Weeknotes 453
I did:
Opportunity knocks
This week has seen all kinds of opportunities coming up, some panning out and some not. Long may it continue, I say. I’m always up for doing something new.
Among lots of other things, I…
- Started talking about how we improve our testing capabilities.
- Worked on a training session for retros.
- Went to the product community of practice (it usually clashes with another meeting) about the craft of product management.
- Talked through some feedback on group product strategy and identifying the levers that allow us to achieve the change we want.
- Wrote a presentation on how product managers can look for new opportunities.
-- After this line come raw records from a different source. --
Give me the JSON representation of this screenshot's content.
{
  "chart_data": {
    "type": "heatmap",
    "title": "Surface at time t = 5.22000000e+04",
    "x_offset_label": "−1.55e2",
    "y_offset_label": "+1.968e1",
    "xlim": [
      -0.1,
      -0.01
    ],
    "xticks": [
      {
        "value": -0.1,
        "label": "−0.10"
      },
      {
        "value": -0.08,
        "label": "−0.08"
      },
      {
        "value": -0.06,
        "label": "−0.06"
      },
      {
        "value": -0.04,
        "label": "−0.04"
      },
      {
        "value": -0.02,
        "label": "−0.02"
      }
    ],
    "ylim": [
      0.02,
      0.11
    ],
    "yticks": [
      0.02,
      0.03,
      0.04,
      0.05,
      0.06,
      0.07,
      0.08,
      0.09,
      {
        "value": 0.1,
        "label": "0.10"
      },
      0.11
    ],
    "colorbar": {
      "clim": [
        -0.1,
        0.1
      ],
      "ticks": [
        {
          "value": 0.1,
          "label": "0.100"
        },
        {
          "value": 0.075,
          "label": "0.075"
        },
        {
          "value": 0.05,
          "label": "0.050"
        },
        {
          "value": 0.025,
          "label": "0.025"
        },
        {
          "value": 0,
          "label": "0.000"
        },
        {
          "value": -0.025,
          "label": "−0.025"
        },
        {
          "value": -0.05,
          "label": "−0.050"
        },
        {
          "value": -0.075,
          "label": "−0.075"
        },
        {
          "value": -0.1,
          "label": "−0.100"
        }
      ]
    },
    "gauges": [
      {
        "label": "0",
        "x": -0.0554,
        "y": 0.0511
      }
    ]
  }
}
- Did data protection training.
- Signed up for AI product management training.
The numbers
- Completed 39 tasks, 12 of which contributed to my objectives.
- Spent 930 minutes in meetings.
I read:
How not to transform
It always amuses me when product people think product approaches are generalisable outside of managing products, especially for organisational change. Product management is not change management. It doesn’t work as a change methodology because it carries the inherent assumption that changes made, stay made. It has no mental model for understanding that in organisations things slip back to old ways, change gets undone.
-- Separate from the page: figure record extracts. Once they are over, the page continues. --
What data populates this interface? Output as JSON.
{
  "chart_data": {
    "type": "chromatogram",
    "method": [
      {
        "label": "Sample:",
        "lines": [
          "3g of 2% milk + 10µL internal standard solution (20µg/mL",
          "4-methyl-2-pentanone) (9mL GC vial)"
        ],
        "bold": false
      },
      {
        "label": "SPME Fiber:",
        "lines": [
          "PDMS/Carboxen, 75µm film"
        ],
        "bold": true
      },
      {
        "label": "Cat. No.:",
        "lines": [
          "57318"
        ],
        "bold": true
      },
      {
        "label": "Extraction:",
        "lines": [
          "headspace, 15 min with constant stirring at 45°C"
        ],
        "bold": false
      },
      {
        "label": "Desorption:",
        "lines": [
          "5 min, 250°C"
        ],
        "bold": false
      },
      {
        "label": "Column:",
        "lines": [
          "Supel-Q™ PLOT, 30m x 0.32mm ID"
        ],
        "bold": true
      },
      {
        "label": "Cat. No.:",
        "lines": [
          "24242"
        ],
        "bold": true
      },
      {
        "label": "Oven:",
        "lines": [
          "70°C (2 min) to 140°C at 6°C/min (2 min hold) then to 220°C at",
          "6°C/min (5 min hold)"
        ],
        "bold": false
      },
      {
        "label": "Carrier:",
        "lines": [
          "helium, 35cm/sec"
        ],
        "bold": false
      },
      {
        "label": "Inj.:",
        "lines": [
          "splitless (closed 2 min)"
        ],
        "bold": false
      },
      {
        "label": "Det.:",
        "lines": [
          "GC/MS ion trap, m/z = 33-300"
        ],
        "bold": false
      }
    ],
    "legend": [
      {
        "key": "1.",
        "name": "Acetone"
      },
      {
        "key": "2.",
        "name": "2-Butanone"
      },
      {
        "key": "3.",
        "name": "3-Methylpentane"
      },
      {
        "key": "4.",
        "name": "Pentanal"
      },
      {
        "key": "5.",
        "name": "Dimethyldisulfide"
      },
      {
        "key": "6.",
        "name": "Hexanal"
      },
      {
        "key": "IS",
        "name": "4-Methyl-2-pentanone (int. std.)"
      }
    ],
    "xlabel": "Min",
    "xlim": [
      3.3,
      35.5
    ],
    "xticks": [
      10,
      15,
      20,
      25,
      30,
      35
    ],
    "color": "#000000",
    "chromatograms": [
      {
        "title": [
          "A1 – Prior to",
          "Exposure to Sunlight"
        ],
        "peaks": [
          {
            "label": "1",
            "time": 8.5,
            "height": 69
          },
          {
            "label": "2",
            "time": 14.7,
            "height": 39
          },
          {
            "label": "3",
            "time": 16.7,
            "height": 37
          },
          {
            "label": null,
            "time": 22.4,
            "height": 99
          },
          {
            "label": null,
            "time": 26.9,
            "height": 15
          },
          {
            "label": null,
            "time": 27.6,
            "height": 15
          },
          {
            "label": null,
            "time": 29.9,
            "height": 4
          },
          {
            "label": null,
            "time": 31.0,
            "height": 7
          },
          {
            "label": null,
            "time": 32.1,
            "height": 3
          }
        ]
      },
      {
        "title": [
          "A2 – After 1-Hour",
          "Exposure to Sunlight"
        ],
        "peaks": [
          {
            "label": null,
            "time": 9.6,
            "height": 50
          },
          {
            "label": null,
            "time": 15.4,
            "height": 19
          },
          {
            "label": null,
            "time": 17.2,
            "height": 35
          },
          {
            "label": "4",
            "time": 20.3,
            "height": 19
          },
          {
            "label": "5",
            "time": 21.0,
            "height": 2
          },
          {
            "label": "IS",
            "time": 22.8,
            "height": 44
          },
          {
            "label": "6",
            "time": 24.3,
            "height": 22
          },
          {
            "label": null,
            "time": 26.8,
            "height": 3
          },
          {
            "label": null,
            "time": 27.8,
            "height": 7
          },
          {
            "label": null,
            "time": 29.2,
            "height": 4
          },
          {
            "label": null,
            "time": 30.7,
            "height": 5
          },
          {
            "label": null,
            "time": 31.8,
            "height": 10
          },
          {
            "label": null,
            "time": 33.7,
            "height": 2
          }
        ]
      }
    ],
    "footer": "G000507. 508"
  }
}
If you want to change an organisation there is an entire body of knowledge with a long history about organisational design and change management. So, at the risk of stating the obvious, if you want to transform an organisation, or even just how it does product, turn to the disciplines that already know this stuff.
Opportunities
Brushed up on Opportunity Solution Trees and Assessing Product Opportunities, partly because I’m working on how we improve our ability to spot opportunities, and partly because they were mentioned in the Product Leaders group discussion on training. One of the things I’m puzzling is whether the deductive reasoning of OST is right for us as it starts with the outcome you want to achieve, which limits the opportunities you’ll come up with. Maybe it’s useful for analysis and grouping opportunities after you’ve understood them but I need something that is more about how to bring multiple diverse observations together into an idea for an opportunity.
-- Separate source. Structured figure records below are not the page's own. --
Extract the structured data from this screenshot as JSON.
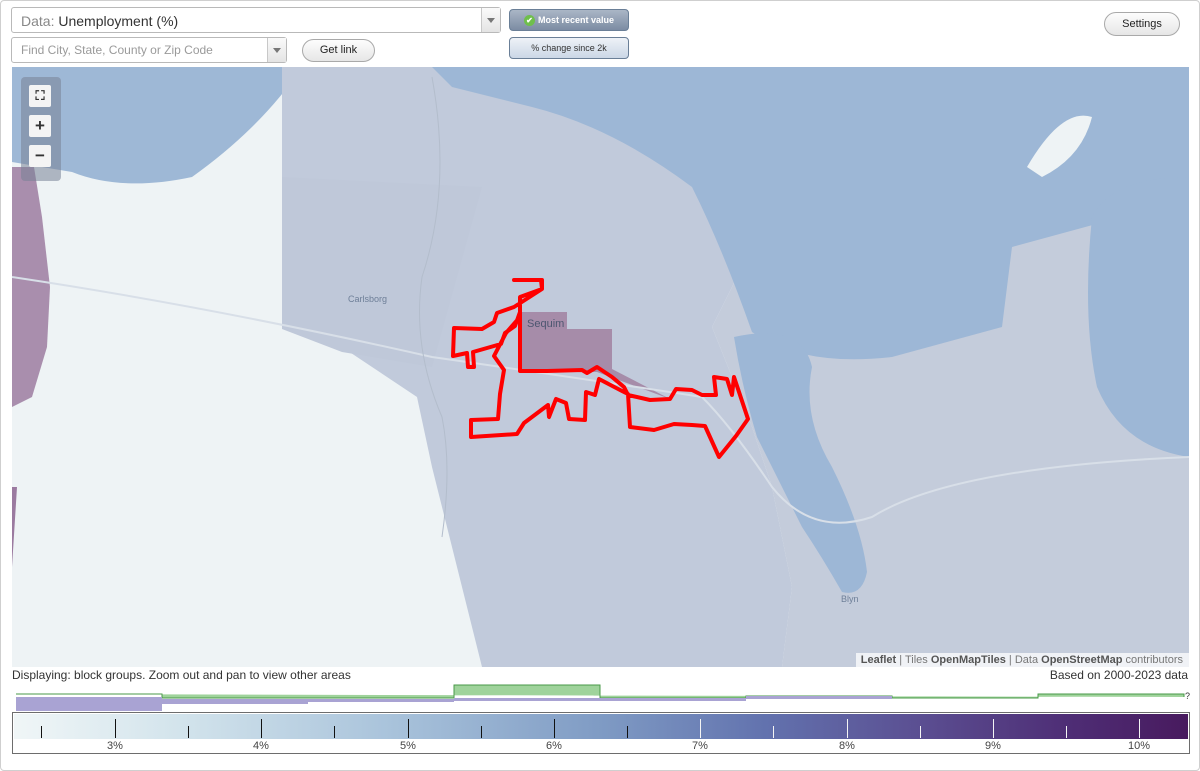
{
  "controls": {
    "data_label": "Data:",
    "data_value": "Unemployment (%)",
    "find_placeholder": "Find City, State, County or Zip Code",
    "get_link": "Get link",
    "most_recent": "Most recent value",
    "pct_change": "% change since 2k",
    "settings": "Settings"
  },
  "map": {
    "places": [
      "Carlsborg",
      "Sequim",
      "Blyn"
    ],
    "attribution": {
      "leaflet": "Leaflet",
      "tiles_label": "Tiles",
      "tiles": "OpenMapTiles",
      "data_label": "Data",
      "data": "OpenStreetMap",
      "contributors": "contributors"
    },
    "zoom": {
      "full": "⛶",
      "in": "+",
      "out": "−"
    },
    "colors": {
      "water": "#9eb8d6",
      "land_low": "#eef3f5",
      "block_group": "#bfc9da",
      "high": "#a58aab",
      "highlight": "#ff0000"
    }
  },
  "status": {
    "displaying": "Displaying: block groups. Zoom out and pan to view other areas",
    "based_on": "Based on 2000-2023 data",
    "question": "?"
  },
  "legend": {
    "labels": [
      "3%",
      "4%",
      "5%",
      "6%",
      "7%",
      "8%",
      "9%",
      "10%"
    ]
  }
}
Online and Distance Education for a Connected World
This book goes into a lot. But I’m interested in how distance and online learning meets product management, so hopefully it’ll help improve my knowledge and thinking.
I thought:
Pace layers
Brand’s idea of pace layers describes how change happens at different rates, with fashion being fastest and nature being slowest. I wonder if, actually all change is happening at the same speed but appears different because things like fashion have a simpler, clearer path to follow, whilst culture change follows more routes, has twists and turns and dead-ends, has more ground to cover. Does this change anything about how we approach change? Probably not, but it might be nice to get away from the sense of blame that comes with slow change.
Being clearer
I’ve been thinking about how to frame conversations around deciding what we want to achieve, and that includes defining my terms, recognising that unintentional things also occur
My definitions:
- Goals are general. They can be measurable and specific or vague and qualitative.
- Objectives are specific, measurable, intentional, and upfront subset of goals.
- Outcomes (a change in user behaviour that achieves business results (Seddon)) are a subset of goals that can be objectives (if they meet definition, particularly being intentional) but can also not be objectives if they occur unintentionally.
So, maybe it looks like this:

It gives me three ways to talk about the things we want to achieve to different audiences. Goals fit nicely when story-telling and showing how product work fits into bigger pictures. Objectives are used to talk about the effect we’re having and benefits we’re delivering. And Outcomes give us a way to bring the user into the discussion and show what we’re achieving for them.